The World Wide Web is now so objectionably broken that most of it cannot be used at all without totally arbitrary programs, which only an access tool provided by a richer-than-government Surveillance Valley monopolist is able to interpret. "Web standards" are not a standardisation of the Web. They've achieved the exact opposite. They've allowed the Web to become so riddled with needless complexity, randomness, unpredictability and bloat, that it is now virtually impossible for anyone other than the world's very, very richest corporations to enter the market.

"Web standards" are being used as a weapon by technology companies - who either proxy or directly pay bribes to "web standards" consortia to pressure them on policy. And let's not fall into the trap of describing these palm-greasing exercises as "donations" or "support". They're bribes. The intention behind them is to influence decisions.

And often, the consortia are formed from the tech companies themselves. Look at this bullshit! Apple, Google and Microsoft clubbing together to define the standards for browser extensions. Incidentally, if you see Mozilla mentioned in the linked post and wonder why I omitted its name, it's because it would just be duplication. Mozilla is Google by proxy. Mozilla Firefox's current purpose is not to compete with Google Chrome. It's to prevent other browsers from competing with Google Chrome.

And you can see in this article that what Mozilla tells the public, and what Mozilla actually does in private, are two entirely different things. Publicly: grandstanded advocacy for decentralisation, fist in the air. Privately: crept off to the W3C with a formal objection against it. Alongside Google, obviously. And Apple. Bear that in mind the next time Mozilla serves you a portion of virtue-signalling on a silver plate. None of it is real. An organisation 90% funded by Google does not have virtues.

But to get back to the plot, this kind of Surveillance Valley wrangling, lobbying and protesting around "web standards" is relentless. Meanwhile, the general public have no say in it at all. Ask the average person what the W3C is, and they won't have a clue. How can they have a say in something they don't even know exists?

They don't. "Web standards" are dictated by the tech industry, FOR the tech industry.

INDUSTRY-FACING: GOOD, PUBLIC-FACING: BAD

The dire lack of consistency between industry-facing "web standards" and public-facing "web standards" shows us that however well-intentioned Tim Berners-Lee's original brief for the concept was, it has failed to serve anyone but powerful corporations. Indeed, it has been weaponised by powerful corporations as a rubber stamp for their evil plans. As tacit absolution from culpability.

Tech companies know that if they can get a "web standard" past the W3C, then however Machiavellian or evil the result, they can always tell the public: "We were only observing official web standards". The fact that those tech companies stamped their feet, formed a gang, made threats and then squealed like pigs until they won those "standards" will not be televised. And if we, the public, ever figure in a "web standards" policy at all, it's only because one corporation used "the public interest" as a beating stick to get its own way over another.
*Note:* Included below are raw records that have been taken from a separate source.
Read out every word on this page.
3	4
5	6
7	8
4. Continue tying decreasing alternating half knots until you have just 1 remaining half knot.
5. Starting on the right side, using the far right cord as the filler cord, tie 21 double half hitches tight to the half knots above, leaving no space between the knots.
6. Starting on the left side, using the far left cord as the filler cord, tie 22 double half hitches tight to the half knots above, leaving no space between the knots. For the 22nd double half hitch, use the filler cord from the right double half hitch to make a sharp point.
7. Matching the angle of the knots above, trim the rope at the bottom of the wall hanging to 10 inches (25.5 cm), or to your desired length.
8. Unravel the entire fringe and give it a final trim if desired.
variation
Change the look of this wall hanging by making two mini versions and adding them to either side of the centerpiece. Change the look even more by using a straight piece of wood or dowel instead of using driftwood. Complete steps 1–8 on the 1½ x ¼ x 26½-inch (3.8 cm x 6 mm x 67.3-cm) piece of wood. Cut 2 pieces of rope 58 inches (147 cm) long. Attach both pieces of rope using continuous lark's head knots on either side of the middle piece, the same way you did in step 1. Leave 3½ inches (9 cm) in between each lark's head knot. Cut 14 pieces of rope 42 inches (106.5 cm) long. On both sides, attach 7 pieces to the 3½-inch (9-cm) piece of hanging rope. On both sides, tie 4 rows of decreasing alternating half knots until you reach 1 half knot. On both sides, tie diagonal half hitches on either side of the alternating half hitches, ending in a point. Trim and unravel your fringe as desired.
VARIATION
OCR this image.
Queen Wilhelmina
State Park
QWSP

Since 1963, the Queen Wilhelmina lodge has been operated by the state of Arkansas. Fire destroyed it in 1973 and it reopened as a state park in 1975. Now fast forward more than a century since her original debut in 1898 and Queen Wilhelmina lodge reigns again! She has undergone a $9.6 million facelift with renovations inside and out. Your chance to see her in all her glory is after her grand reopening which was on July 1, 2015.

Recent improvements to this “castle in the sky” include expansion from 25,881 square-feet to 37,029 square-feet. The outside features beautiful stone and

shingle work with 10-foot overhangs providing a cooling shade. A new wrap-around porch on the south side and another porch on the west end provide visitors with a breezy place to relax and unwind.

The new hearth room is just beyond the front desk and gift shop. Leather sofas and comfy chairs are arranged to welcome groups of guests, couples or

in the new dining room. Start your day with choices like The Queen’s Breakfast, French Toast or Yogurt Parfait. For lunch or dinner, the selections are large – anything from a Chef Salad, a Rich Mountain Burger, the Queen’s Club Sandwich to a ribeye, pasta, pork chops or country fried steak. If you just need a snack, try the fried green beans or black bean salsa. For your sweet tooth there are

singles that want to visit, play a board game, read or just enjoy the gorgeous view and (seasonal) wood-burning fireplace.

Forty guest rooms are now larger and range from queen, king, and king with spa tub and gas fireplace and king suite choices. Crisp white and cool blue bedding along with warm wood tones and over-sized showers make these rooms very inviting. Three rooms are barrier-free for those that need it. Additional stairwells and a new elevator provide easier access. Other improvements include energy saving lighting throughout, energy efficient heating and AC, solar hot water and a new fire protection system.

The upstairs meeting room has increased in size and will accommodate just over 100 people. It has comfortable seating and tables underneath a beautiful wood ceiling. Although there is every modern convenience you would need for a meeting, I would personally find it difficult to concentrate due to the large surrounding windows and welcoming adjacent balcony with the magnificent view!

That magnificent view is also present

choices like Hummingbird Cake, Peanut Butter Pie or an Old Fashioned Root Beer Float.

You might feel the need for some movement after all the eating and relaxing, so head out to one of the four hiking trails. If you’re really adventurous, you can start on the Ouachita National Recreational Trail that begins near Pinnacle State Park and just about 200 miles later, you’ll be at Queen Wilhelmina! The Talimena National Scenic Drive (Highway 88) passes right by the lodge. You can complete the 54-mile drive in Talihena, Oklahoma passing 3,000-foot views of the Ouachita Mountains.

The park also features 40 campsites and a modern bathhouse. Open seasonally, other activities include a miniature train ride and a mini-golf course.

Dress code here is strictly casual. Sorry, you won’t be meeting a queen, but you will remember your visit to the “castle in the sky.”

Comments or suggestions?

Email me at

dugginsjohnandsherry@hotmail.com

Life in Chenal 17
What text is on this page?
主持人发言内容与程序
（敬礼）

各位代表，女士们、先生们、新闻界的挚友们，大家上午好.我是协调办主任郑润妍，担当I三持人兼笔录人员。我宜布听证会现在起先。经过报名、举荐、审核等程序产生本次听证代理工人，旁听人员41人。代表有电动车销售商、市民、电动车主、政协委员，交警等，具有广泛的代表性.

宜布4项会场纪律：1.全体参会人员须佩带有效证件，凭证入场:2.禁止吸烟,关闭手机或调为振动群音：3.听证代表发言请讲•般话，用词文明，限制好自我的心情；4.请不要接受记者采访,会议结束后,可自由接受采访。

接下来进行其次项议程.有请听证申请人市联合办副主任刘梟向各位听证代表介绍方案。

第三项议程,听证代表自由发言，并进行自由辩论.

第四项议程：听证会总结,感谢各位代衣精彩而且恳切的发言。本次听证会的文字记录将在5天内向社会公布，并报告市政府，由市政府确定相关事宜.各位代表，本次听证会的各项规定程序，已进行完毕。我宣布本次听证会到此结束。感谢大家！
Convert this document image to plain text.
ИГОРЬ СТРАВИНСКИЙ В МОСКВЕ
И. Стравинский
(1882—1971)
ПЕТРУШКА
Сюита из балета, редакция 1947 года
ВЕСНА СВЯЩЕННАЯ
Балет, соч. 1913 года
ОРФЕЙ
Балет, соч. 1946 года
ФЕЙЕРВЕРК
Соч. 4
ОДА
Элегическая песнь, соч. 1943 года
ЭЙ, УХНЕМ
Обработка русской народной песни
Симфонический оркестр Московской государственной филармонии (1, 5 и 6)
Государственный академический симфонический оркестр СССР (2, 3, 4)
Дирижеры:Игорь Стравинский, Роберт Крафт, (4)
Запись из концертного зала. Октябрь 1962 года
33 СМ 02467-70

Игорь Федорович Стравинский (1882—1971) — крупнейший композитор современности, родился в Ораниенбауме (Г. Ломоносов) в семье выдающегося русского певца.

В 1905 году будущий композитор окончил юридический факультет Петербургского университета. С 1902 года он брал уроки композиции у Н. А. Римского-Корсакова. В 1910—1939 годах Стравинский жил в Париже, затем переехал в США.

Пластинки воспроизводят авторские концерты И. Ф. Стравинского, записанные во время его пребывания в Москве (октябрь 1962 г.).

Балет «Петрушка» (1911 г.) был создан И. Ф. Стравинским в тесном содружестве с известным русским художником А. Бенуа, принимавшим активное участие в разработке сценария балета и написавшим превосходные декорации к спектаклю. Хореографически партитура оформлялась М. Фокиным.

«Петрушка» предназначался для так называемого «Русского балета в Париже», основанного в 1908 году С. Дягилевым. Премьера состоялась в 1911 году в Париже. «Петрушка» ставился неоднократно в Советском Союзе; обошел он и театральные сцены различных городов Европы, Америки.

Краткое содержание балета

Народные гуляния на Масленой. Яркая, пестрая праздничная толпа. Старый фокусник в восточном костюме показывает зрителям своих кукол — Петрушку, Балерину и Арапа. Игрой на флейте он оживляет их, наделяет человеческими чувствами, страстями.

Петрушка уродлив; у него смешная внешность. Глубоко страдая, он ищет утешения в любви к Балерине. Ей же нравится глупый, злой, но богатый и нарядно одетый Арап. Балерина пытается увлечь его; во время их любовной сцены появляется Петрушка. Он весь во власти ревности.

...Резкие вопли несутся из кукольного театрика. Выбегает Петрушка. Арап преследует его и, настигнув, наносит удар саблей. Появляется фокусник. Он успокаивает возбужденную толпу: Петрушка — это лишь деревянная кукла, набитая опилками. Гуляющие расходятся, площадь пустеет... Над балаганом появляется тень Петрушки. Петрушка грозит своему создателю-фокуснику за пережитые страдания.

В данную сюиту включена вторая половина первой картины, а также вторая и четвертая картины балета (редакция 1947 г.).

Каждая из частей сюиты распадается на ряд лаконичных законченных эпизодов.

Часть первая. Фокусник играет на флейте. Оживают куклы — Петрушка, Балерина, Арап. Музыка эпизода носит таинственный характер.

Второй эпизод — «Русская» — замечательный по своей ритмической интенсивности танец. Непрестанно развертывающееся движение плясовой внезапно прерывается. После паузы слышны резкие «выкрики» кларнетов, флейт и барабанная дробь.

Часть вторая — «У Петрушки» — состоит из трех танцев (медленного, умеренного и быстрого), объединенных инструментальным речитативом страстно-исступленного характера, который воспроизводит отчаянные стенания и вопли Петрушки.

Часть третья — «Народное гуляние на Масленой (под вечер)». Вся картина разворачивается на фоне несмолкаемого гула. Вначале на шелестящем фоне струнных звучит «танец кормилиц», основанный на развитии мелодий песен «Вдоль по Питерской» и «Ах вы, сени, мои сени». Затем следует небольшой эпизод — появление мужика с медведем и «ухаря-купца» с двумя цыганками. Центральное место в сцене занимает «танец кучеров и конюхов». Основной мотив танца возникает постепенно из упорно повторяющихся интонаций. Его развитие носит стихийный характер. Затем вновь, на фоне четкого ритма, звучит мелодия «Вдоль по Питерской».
Survey after survey has shown that the public are made to feel helpless by the corporate stalkers of Surveillance Valley. Made to feel powerless to escape them. This is the polar opposite of the completely decentralised, competitive, gatekeeperless haven of unfettered innovation that the World Wide Web originally was. The unshakeable monopoly which has since bedded itself in has been the result of a compound and intricate process. But it could not have happened if the people tasked with implementing and maintaining the standards had applied the same rigorous evaluation processes to public-facing protocols as they did to industry-facing protocols.

Unrestrained by "web standards" arbiters, cybertech giants use needless over-complexity as a weapon, creating lock-ins for consumers, barriers to entry for all but the very richest competitors, and a global data checkpoint around which no one can realistically build a bypass. Whatever a standards arbiter is meant to achieve, this is definitely not it.